Note this repository is now archived.
This version of the code is no longer supported. I ran into limitations of the V8 JavaScript engine that restrict the size of a record that can be processed and made me re-think the approach. I am writing a new implementation using Kotlin now, which should not only be faster but also deal with larger individual records.
Xml2jsonl is a utility to convert large XML files into files with one JSON object per line, allowing the data to be filtered on the way.
This can be useful when working with large datasets that come as one big XML file but contain repeated elements that are of interest. There are plenty of examples of datasets published as very large XML documents. Notorious examples are the Wikipedia data dumps or the Stack Exchange data dumps.
Converting to JSONL files before trying to work with such files has the following advantages:
- JSON is less verbose than XML, leading to a reduction of file sizes, at least for uncompressed versions but quite possibly also for compressed files.
- Because not all the data is stored in a single object, document-oriented parsers can be used to read the data back into memory, one object at a time. This makes writing code for analysing the data much, much simpler to write.
- JSON parsers are available in many languages out of the box while XML parsers usually come in the form of libraries that need to be made available as dependencies.
- I will need to check performance!
An additional function this tool serves is to enable filtering of the data, so that subsets of the elements can be created. The tool can call a user-defined function for every object that is read. This function can filter the data to be written to the output or can transform it by removing properties that are not required.
In XML, elements can be repeated any number of times. A
straightforward translation into JSON is to store child nodes as
arrays be default. This is the approach taken by xml2json
. The JSON
produced looks like this:
{
'__t': 'tagname',
'__a': {<attributes>},
'__c': [<child_nodes],
'__x': 'text content'
}
Each information-carrying part of an XML element is mapped to an attribute in the object. The XML attributes are mapped to a JSON object since attributes in XML cannot repeat. Child elements, however, can and so the child nodes are mapped to an array. Also, note that tag names and attribute names can collide, so the element's tag name, its attribute and the tag names of its children need to be in separate attributes.
Now, this representation is not terribly convenient to work with. One solution would have been to create an alternative representation that assumes non-repeating elements. However, there will be cases where some of the elements are repeating and some are not.
As a consequence, prettifying the generated JSON is left to filters
that can be applied before data gets written out to disk. The
SimplifyUniqueTransformer
class provides functionality to simplify
the format while checking that there are no clashes. This may work out
of the box for a given dataset or may need to be adapted.
The tool does not support XML documents that contain mixed content models, sorry. It is not easy to represent a mixed content model in JSON, though I bet it is not impossible.
Another limitation is that the ordering of elements is not preserved.
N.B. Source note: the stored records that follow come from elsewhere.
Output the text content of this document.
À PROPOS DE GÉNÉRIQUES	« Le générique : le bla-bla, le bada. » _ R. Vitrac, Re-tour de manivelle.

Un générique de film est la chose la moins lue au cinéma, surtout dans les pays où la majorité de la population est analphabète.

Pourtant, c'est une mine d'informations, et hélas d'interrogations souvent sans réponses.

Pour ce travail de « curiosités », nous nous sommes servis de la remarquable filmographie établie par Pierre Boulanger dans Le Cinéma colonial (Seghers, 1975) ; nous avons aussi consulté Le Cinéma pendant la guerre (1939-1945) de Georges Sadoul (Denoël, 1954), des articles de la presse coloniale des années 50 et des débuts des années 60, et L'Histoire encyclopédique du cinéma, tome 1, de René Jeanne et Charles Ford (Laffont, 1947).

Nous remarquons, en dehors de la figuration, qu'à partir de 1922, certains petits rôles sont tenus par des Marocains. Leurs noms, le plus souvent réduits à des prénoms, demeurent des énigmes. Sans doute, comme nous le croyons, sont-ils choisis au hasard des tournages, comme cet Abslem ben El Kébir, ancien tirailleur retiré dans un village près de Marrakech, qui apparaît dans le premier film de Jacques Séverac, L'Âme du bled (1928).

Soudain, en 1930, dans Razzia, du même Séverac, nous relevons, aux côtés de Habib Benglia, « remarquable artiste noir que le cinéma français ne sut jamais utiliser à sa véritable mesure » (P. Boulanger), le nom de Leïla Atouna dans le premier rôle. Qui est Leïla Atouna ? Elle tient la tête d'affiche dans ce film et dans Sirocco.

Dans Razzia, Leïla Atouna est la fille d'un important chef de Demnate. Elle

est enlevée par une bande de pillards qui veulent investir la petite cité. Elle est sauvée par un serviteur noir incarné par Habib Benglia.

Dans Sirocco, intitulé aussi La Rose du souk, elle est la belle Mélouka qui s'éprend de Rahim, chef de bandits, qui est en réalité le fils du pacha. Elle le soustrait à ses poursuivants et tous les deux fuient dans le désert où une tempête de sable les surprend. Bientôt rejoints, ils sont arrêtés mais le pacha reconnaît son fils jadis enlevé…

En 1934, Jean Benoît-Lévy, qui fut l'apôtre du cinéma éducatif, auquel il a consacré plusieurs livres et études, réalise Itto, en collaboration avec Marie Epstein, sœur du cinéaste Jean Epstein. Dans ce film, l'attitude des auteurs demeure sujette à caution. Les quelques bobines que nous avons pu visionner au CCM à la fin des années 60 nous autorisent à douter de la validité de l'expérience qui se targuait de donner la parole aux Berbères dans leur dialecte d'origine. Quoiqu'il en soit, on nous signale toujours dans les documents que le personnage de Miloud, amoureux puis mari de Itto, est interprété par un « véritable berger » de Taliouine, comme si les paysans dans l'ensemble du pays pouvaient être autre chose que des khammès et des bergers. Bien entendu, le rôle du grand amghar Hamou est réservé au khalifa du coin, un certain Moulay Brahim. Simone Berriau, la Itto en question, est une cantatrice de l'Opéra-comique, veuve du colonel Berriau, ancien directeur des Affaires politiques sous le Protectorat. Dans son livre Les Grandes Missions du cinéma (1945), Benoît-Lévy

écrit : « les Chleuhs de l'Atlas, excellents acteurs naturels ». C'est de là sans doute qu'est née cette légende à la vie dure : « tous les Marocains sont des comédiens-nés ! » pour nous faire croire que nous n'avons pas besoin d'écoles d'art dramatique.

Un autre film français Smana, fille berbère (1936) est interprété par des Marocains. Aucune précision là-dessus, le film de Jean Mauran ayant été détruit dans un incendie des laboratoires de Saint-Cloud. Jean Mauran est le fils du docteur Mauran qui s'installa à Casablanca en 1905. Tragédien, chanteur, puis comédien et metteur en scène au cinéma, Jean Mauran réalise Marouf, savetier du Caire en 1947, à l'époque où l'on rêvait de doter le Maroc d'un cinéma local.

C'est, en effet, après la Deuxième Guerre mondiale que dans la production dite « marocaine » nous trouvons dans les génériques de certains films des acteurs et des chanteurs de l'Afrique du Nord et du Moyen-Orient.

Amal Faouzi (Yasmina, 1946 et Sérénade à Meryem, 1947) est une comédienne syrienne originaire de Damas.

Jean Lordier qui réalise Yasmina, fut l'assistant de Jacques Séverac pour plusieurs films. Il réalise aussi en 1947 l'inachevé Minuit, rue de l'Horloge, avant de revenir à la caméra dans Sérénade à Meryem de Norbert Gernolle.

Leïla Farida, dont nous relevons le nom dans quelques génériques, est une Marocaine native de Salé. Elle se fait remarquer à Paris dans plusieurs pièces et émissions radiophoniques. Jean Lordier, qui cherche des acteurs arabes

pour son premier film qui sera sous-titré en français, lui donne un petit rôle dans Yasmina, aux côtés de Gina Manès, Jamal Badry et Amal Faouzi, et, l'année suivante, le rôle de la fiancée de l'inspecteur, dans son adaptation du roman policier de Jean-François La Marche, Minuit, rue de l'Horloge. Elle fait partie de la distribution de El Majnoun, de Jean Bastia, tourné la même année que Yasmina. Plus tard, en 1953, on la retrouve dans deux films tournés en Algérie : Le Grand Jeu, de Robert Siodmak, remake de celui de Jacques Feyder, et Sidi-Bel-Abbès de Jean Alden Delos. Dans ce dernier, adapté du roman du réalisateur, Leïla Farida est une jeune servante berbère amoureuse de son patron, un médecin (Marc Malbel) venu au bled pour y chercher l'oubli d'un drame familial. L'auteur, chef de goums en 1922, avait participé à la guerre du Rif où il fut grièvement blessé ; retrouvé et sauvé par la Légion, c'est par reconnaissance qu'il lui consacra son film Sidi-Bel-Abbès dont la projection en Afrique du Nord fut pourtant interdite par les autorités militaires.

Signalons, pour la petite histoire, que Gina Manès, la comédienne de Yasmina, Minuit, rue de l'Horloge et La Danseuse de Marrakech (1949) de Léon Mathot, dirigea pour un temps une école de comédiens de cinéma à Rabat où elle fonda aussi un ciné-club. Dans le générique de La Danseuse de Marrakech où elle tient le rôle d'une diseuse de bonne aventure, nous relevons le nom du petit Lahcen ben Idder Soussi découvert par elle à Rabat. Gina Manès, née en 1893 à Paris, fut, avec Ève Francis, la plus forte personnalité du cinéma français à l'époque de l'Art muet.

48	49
Depending on ordering is common in document-oriented uses of XML that involve mixed content models but not in uses of XML to represent more structured data.
Because the tool uses JSON.stringify()
to turn objects into
JSON-encoded strings, it inherits any limitations of this function.
There does seem to be a limit to how large the individual objects in
the processing pipeline can get before a RangeError
is thrown. One
limitation is the heap space available to Node.js and the other seems
to be a limitation on the
length of a String.
The heap size can be expanded using the --max-old-space-size
documentation option. It seems, though, that the maximum string length is hard-coded into V8, so Node.js inherits this. Version 12 of Node.js seems to have a higher limit than either the current latest versions (16) or the current LTS versions (14), so it is best to use these if the object size is an issue. (On a 32 bit system, the limit is lower than on a 64 bit system, so I would not recommend using one of these.)
This tool is written in JavaScript for Node.js. There is a specific reason for this (to do with Wikipedia and libraries available for parsing MediaWiki content). JavaScript is probably not the best language for implementing a tool like this but it also likely is not the worst. The parsing of the XML data is done using the Expat XML parser, which is written in C, is very mature and performs really well. Everything from there onwards is JavaScript code.
As it stands, the code does not make use of worker threads. There is not much to be gained for the sorts of things the tool itself does. The user-defined function can, of course, be implemented to make use of workers if this makes sense for the operations to be performed.
The basic usage of the tool is fairly straightforward. It reads input either from a given input file
or from standard input. Likewise, it writes to standard output by default but this can be changed
by passing a suitable filename on the command line. This means that xml2jsonl
can work as a filter
like so: bzcat large_file.xml | xml2jsonl | bzip2 > output.jsonl
.
By default, xml2jsonl
processes all child objects of the root
object. The --tags
argument can be used to specify the tag names of
the elements that should be processed. A user-specified filter
function can be provided with --filter
to reduce the output to only
the data needed and to transform the objects (see below).
--input <filename> provides an input file to read from. The default is to
read from standad input.
--output <filename> provides an output file to write to. The default is to
write to standard output.
--tags <element name(s)> the tag name(s) of elements to be extracted from the
XML document parsed. If none are provided then all
child elements of the root element are processed.
--filter <js file> the name of a Javascript module to load via require;
must export a filter() function.
--root process the root element as well (to create
a single JSON object)
TODO
The code comes with a range of unit tests written with
Mocha. They can be run using npm test
. A
number of acceptance tests can be run using npm run acceptance
.
These are potentially longer running and work with more complex data.
The tests are run routinely on (Jenkins? GitHub Actions? TODO)